Mohammad Javad Zarif, who leads the Iranian side in talks with six world powers that aim to end the dispute over the Islamic republic's nuclear program, said threats of conflict should be off the table.

He was responding to General Martin Dempsey, chairman of the U.S. Joint Chiefs of Staff, who Thursday said "the military option... to ensure that Iran does not achieve a nuclear weapon is intact".

The United States has long said targeted bombing of Iran's nuclear sites and other key facilities may be needed if Tehran -- which denies seeking the bomb -- does not rein in its atomic activities.

But Zarif hit back at Dempsey, highlighting that his claim was old and discounting its validity given the talks aim to end the nuclear impasse and culminate in a final deal by the end of June.

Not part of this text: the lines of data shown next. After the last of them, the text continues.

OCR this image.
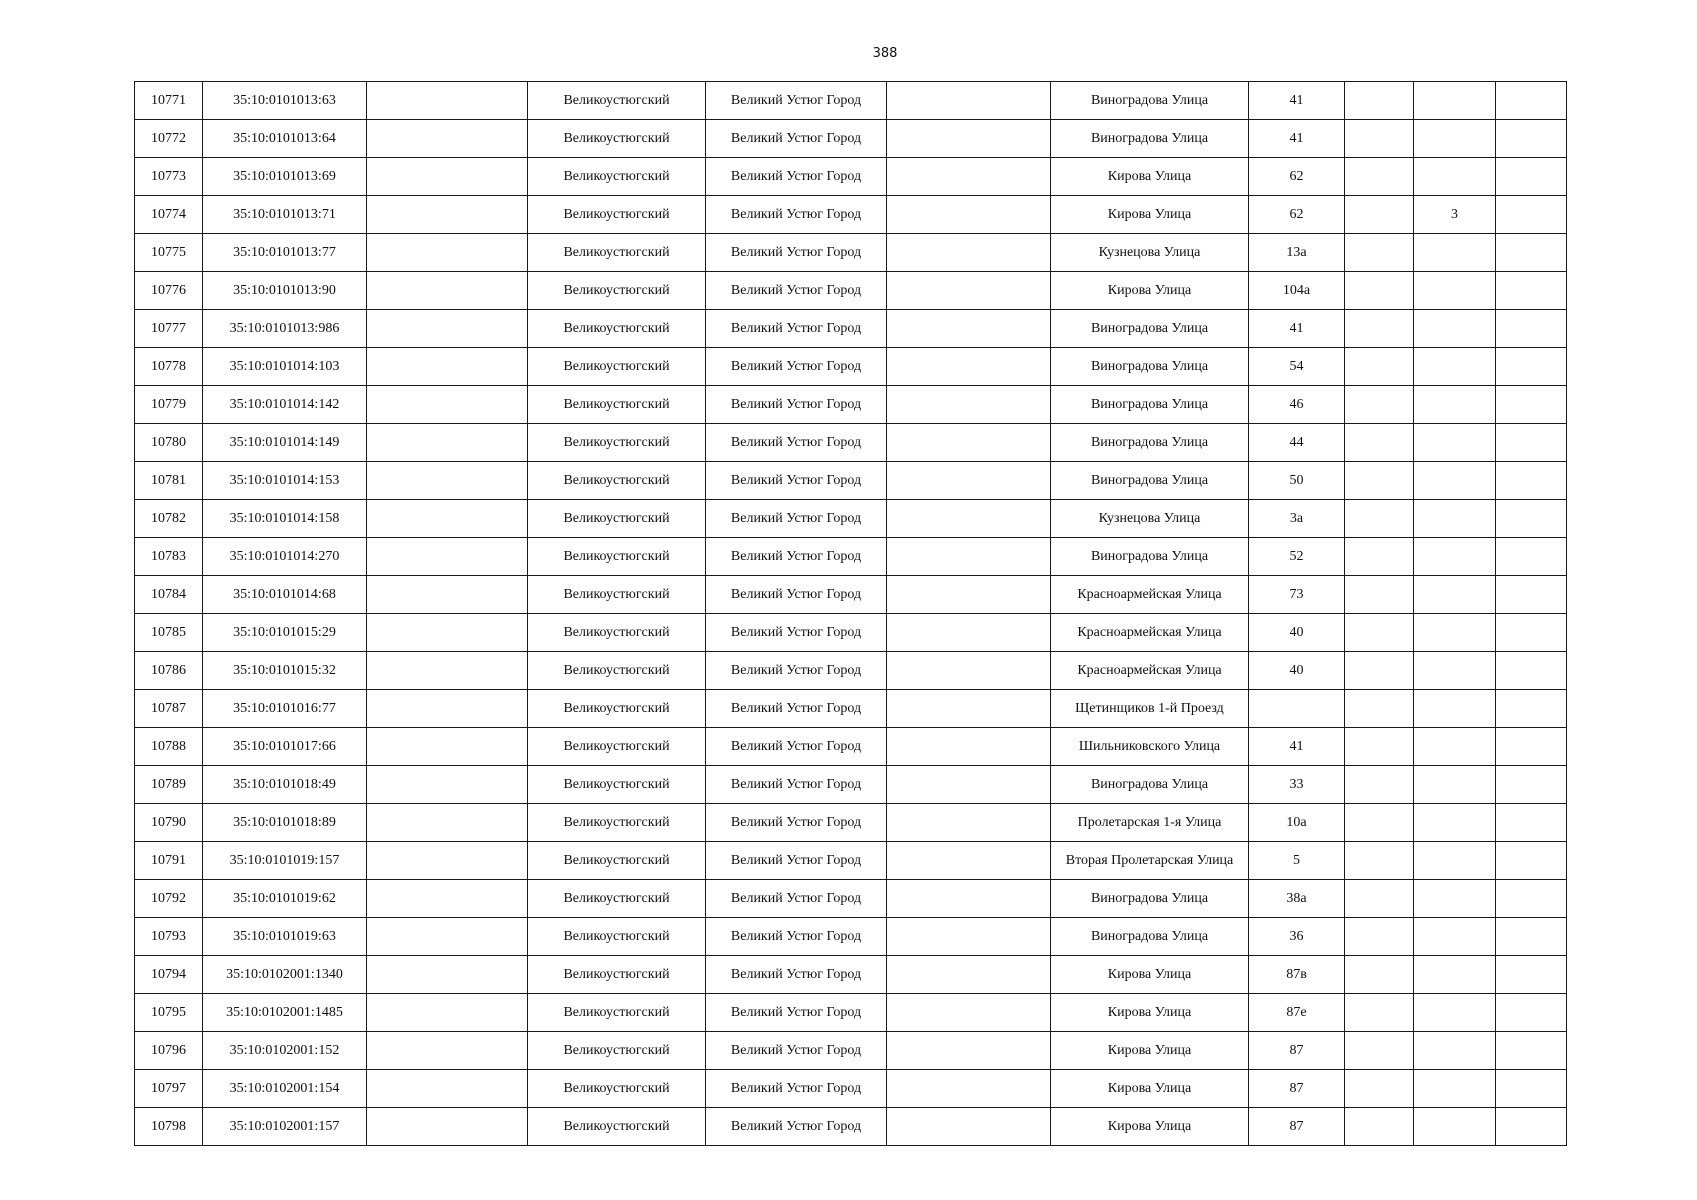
388
10771	35:10:0101013:63		Великоустюгский	Великий Устюг Город		Виноградова Улица	41			
10772	35:10:0101013:64		Великоустюгский	Великий Устюг Город		Виноградова Улица	41			
10773	35:10:0101013:69		Великоустюгский	Великий Устюг Город		Кирова Улица	62			
10774	35:10:0101013:71		Великоустюгский	Великий Устюг Город		Кирова Улица	62		3	
10775	35:10:0101013:77		Великоустюгский	Великий Устюг Город		Кузнецова Улица	13а			
10776	35:10:0101013:90		Великоустюгский	Великий Устюг Город		Кирова Улица	104а			
10777	35:10:0101013:986		Великоустюгский	Великий Устюг Город		Виноградова Улица	41			
10778	35:10:0101014:103		Великоустюгский	Великий Устюг Город		Виноградова Улица	54			
10779	35:10:0101014:142		Великоустюгский	Великий Устюг Город		Виноградова Улица	46			
10780	35:10:0101014:149		Великоустюгский	Великий Устюг Город		Виноградова Улица	44			
10781	35:10:0101014:153		Великоустюгский	Великий Устюг Город		Виноградова Улица	50			
10782	35:10:0101014:158		Великоустюгский	Великий Устюг Город		Кузнецова Улица	3а			
10783	35:10:0101014:270		Великоустюгский	Великий Устюг Город		Виноградова Улица	52			
10784	35:10:0101014:68		Великоустюгский	Великий Устюг Город		Красноармейская Улица	73			
10785	35:10:0101015:29		Великоустюгский	Великий Устюг Город		Красноармейская Улица	40			
10786	35:10:0101015:32		Великоустюгский	Великий Устюг Город		Красноармейская Улица	40			
10787	35:10:0101016:77		Великоустюгский	Великий Устюг Город		Щетинщиков 1-й Проезд				
10788	35:10:0101017:66		Великоустюгский	Великий Устюг Город		Шильниковского Улица	41			
10789	35:10:0101018:49		Великоустюгский	Великий Устюг Город		Виноградова Улица	33			
10790	35:10:0101018:89		Великоустюгский	Великий Устюг Город		Пролетарская 1-я Улица	10а			
10791	35:10:0101019:157		Великоустюгский	Великий Устюг Город		Вторая Пролетарская Улица	5			
10792	35:10:0101019:62		Великоустюгский	Великий Устюг Город		Виноградова Улица	38а			
10793	35:10:0101019:63		Великоустюгский	Великий Устюг Город		Виноградова Улица	36			
10794	35:10:0102001:1340		Великоустюгский	Великий Устюг Город		Кирова Улица	87в			
10795	35:10:0102001:1485		Великоустюгский	Великий Устюг Город		Кирова Улица	87е			
10796	35:10:0102001:152		Великоустюгский	Великий Устюг Город		Кирова Улица	87			
10797	35:10:0102001:154		Великоустюгский	Великий Устюг Город		Кирова Улица	87			
10798	35:10:0102001:157		Великоустюгский	Великий Устюг Город		Кирова Улица	87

"The military option is non-existent and doesn't work against Iran, and it's better to stop making those statements," Zarif said at a joint news conference with his Australian counterpart Julie Bishop.

"We don't pay attention to them because we know that there is none," Zarif said, again referring to the option of a military attack on Iran.

"The fact we are negotiating indicates that everybody understands the only way to deal with Iran is to recognize Iran's rights and have mutual respect.

"That will provide a far better answer than getting engaged in disastrous adventurism," he added.

Dempsey's comments came after Russian President Vladimir Putin lifted a ban on supplying S-300 missile systems to Iran. The US general said the move would not affect America's ability to conduct a military strike.

Russia's decision was condemned by Israel, the most vehement opponent of the talks between Iran and the five permanent members of the UN Security Council plus Germany.

Iran insists its nuclear program is for peaceful energy development rather than military purposes.

Russia said progress in nuclear talks, which could see Iran agree to curbs and rigid inspections for at least a decade in exchange for sanctions relief, meant there was no longer a need for it to prohibit export of the S-300 surface-to-air missiles.

Iran, which hailed Russia's move as a step toward "lasting security" in the region, currently lacks advanced air defenses that could knock out modern fighter aircraft in the US or Israeli air forces.

The S-300 is designed to detect and destroy ballistic missiles, cruise missiles and aircraft at low altitude.

Although the S-300 would provide a major improvement for Iran's air defenses, it remains unclear if the missile would be a match for America's stealthy F-22 fighters and bombers, experts say.